For the first few hours, my tournament was uneventful. I didn't see many playable hands, and didn't get much action when I did play. When the bubble drew close, I had just enough chips to squeeze into the money, which I decided to do, as $50 would be a nice bonus to the morning's entertainment, and I had so few chips that a double-up would accomplish little. When the bubble finally burst at 54 players I was in the dead zone, with about $6k (2.5 BBs) left. I managed to put some chips together though, and around 45 players doubled through to a respectable stack of around $30K (M~9). A turning point hand came again when I made the nut flush in a 3-way pot, and with ~80K the final table was now a very real possibility. I continued to nit it up, playing only solid values and preserving my place around the average stack (my nittiness meant that I got very little action when I did raise, and was usually ahead when I got a call). The field played down to the final table surprisingly quickly, and before I knew it I was 6th of 9 remaining and guaranteed at least $250 for my morning's fun. As a medium stack I decided to continue to play conservatively and allow a few shorter stacks to bust before making any big moves. To my delight, they obliged me, as did a few of the other medium stacks.
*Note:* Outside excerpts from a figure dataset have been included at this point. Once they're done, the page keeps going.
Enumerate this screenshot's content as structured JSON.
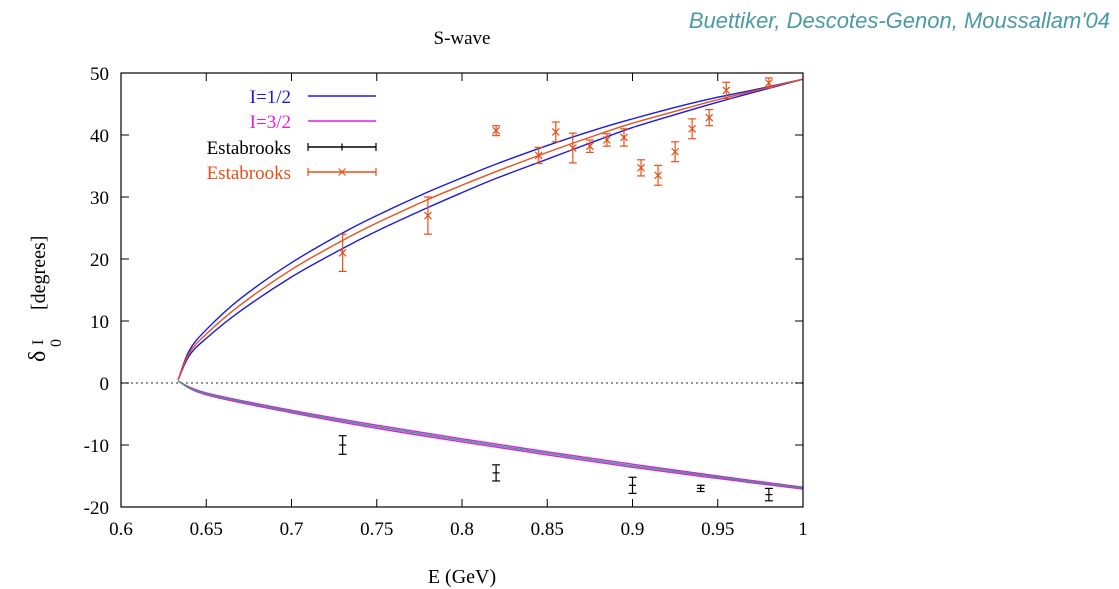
{
  "header": {
    "credit": "Buettiker, Descotes-Genon, Moussallam'04"
  },
  "colors": {
    "i_half_band": "#1a1adf",
    "i_half_central": "#e8501a",
    "i_three_half": "#e31ce3",
    "i_three_half_inner": "#2aa57a",
    "estabrooks_black": "#000000",
    "estabrooks_orange": "#e8501a",
    "credit_text": "#4a9aa6",
    "zero_line": "#555555"
  },
  "chart_data": {
    "type": "line",
    "title": "S-wave",
    "xlabel": "E (GeV)",
    "ylabel": {
      "delta": "δ",
      "superscript": "I",
      "subscript": "0",
      "unit": "[degrees]"
    },
    "xlim": [
      0.6,
      1.0
    ],
    "ylim": [
      -20,
      50
    ],
    "x_ticks": [
      0.6,
      0.65,
      0.7,
      0.75,
      0.8,
      0.85,
      0.9,
      0.95,
      1.0
    ],
    "x_tick_labels": [
      "0.6",
      "0.65",
      "0.7",
      "0.75",
      "0.8",
      "0.85",
      "0.9",
      "0.95",
      "1"
    ],
    "y_ticks": [
      -20,
      -10,
      0,
      10,
      20,
      30,
      40,
      50
    ],
    "y_tick_labels": [
      "-20",
      "-10",
      "0",
      "10",
      "20",
      "30",
      "40",
      "50"
    ],
    "threshold": 0.6335,
    "legend": {
      "position": "top-left",
      "entries": [
        {
          "label": "I=1/2",
          "color": "#1a1adf",
          "style": "line"
        },
        {
          "label": "I=3/2",
          "color": "#e31ce3",
          "style": "line"
        },
        {
          "label": "Estabrooks",
          "color": "#000000",
          "style": "errorbar-plus"
        },
        {
          "label": "Estabrooks",
          "color": "#e8501a",
          "style": "errorbar-cross"
        }
      ]
    },
    "curves": {
      "i_half_upper": {
        "x": [
          0.6335,
          0.64,
          0.65,
          0.67,
          0.7,
          0.73,
          0.75,
          0.78,
          0.8,
          0.82,
          0.85,
          0.88,
          0.9,
          0.93,
          0.95,
          0.97,
          1.0
        ],
        "y": [
          0.5,
          5.2,
          8.6,
          13.6,
          19.4,
          24.2,
          27.0,
          30.8,
          33.1,
          35.3,
          38.3,
          41.0,
          42.6,
          44.8,
          46.1,
          47.2,
          49.0
        ]
      },
      "i_half_central": {
        "x": [
          0.6335,
          0.64,
          0.65,
          0.67,
          0.7,
          0.73,
          0.75,
          0.78,
          0.8,
          0.82,
          0.85,
          0.88,
          0.9,
          0.93,
          0.95,
          0.97,
          1.0
        ],
        "y": [
          0.5,
          4.8,
          7.9,
          12.6,
          18.3,
          23.0,
          25.8,
          29.6,
          31.9,
          34.1,
          37.2,
          40.1,
          41.9,
          44.2,
          45.7,
          47.0,
          49.0
        ]
      },
      "i_half_lower": {
        "x": [
          0.6335,
          0.64,
          0.65,
          0.67,
          0.7,
          0.73,
          0.75,
          0.78,
          0.8,
          0.82,
          0.85,
          0.88,
          0.9,
          0.93,
          0.95,
          0.97,
          1.0
        ],
        "y": [
          0.5,
          4.4,
          7.2,
          11.6,
          17.1,
          21.7,
          24.5,
          28.3,
          30.7,
          33.0,
          36.1,
          39.2,
          41.2,
          43.7,
          45.3,
          46.8,
          49.0
        ]
      },
      "i_three_half_upper": {
        "x": [
          0.6335,
          0.65,
          0.7,
          0.75,
          0.8,
          0.85,
          0.9,
          0.95,
          1.0
        ],
        "y": [
          0.3,
          -1.6,
          -4.4,
          -6.8,
          -9.0,
          -11.1,
          -13.1,
          -15.0,
          -16.8
        ]
      },
      "i_three_half_central": {
        "x": [
          0.6335,
          0.65,
          0.7,
          0.75,
          0.8,
          0.85,
          0.9,
          0.95,
          1.0
        ],
        "y": [
          0.3,
          -1.75,
          -4.6,
          -7.05,
          -9.25,
          -11.35,
          -13.35,
          -15.2,
          -16.95
        ]
      },
      "i_three_half_lower": {
        "x": [
          0.6335,
          0.65,
          0.7,
          0.75,
          0.8,
          0.85,
          0.9,
          0.95,
          1.0
        ],
        "y": [
          0.3,
          -1.9,
          -4.8,
          -7.3,
          -9.5,
          -11.6,
          -13.6,
          -15.4,
          -17.1
        ]
      }
    },
    "estabrooks_black": [
      {
        "x": 0.73,
        "y": -10.0,
        "err": 1.5
      },
      {
        "x": 0.82,
        "y": -14.5,
        "err": 1.3
      },
      {
        "x": 0.9,
        "y": -16.5,
        "err": 1.3
      },
      {
        "x": 0.94,
        "y": -17.0,
        "err": 0.5
      },
      {
        "x": 0.98,
        "y": -18.0,
        "err": 1.0
      }
    ],
    "estabrooks_orange": [
      {
        "x": 0.73,
        "y": 21.0,
        "err": 3.0
      },
      {
        "x": 0.78,
        "y": 27.0,
        "err": 3.0
      },
      {
        "x": 0.82,
        "y": 40.7,
        "err": 0.8
      },
      {
        "x": 0.845,
        "y": 36.7,
        "err": 1.3
      },
      {
        "x": 0.855,
        "y": 40.5,
        "err": 1.6
      },
      {
        "x": 0.865,
        "y": 37.9,
        "err": 2.4
      },
      {
        "x": 0.875,
        "y": 38.2,
        "err": 1.0
      },
      {
        "x": 0.885,
        "y": 39.2,
        "err": 1.0
      },
      {
        "x": 0.895,
        "y": 39.6,
        "err": 1.4
      },
      {
        "x": 0.905,
        "y": 34.7,
        "err": 1.3
      },
      {
        "x": 0.915,
        "y": 33.5,
        "err": 1.6
      },
      {
        "x": 0.925,
        "y": 37.3,
        "err": 1.6
      },
      {
        "x": 0.935,
        "y": 41.0,
        "err": 1.6
      },
      {
        "x": 0.945,
        "y": 42.8,
        "err": 1.3
      },
      {
        "x": 0.955,
        "y": 47.2,
        "err": 1.3
      },
      {
        "x": 0.98,
        "y": 48.4,
        "err": 0.8
      }
    ]
  }
}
Suddenly we were 4-handed, and I was guaranteed $1,200, by far my biggest tournament score to date. Here the play became tougher and much more tense, as I was forced to play hands and fight to hang on. I had become the short stack by a large measure, having between 100K and 150K out of the 1.5M on the table. The bigger stacks fluctuated somewhat, but for quite awhile even the second shortest had more than double my chips. As the blinds went up, I took to jamming any pair, bigger aces, and some broadway hands, and took a few pots by limping my SB and betting the turn. After what seemed like at least an hour, I had managed to build up to 350K after winning a flip and also being fortunate enough to pick up AQ against an opponent's AJ. An altercation between two of the other players soon left one at 180K, after his TP lost to a flush draw. This guy's stack shrunk further after he raised 1/3 of it preflop, then folded when I jammed (A6s) from the BB. The next hand he jammed 33 but ran into the BBs KK, and suddenly there were three. At this point I had begun to get walks in the BB, which helped to keep me alive as the other, larger stacks tangled. Eventually one of them was brought down to about 200K, at which point the chip leader began to apply the pressure with his 1M stack. This was the real endgame, and at 300K I had a choice; I could play back at the chip leader, risk busting in 3rd, and hope to double through to have a chance at playing HU with a 2:1 chip deficit, or I could allow the short stack to take the gamble first, and hope to make 2nd with a larger deficit. I opted for the latter, and soon the short stack's QTo lost to A5o to put me heads up, but behind 5 to 1 in chips. I pulled out my Nash table, but a streak of unplayable hands soon put me out in 2nd as my jammed J8o ran into the chip leader's AK and lost out. I took 2nd for $2,137.50. Sick!

All in all this was an excellent way to spend my birthday. Though I was very lucky, and won several flips, I only really got my money in bad one time, when I jammed T8s and managed to win out over KK.  So, seeing as how I'm a total MTT fish, I'm pretty satisfied with how I played.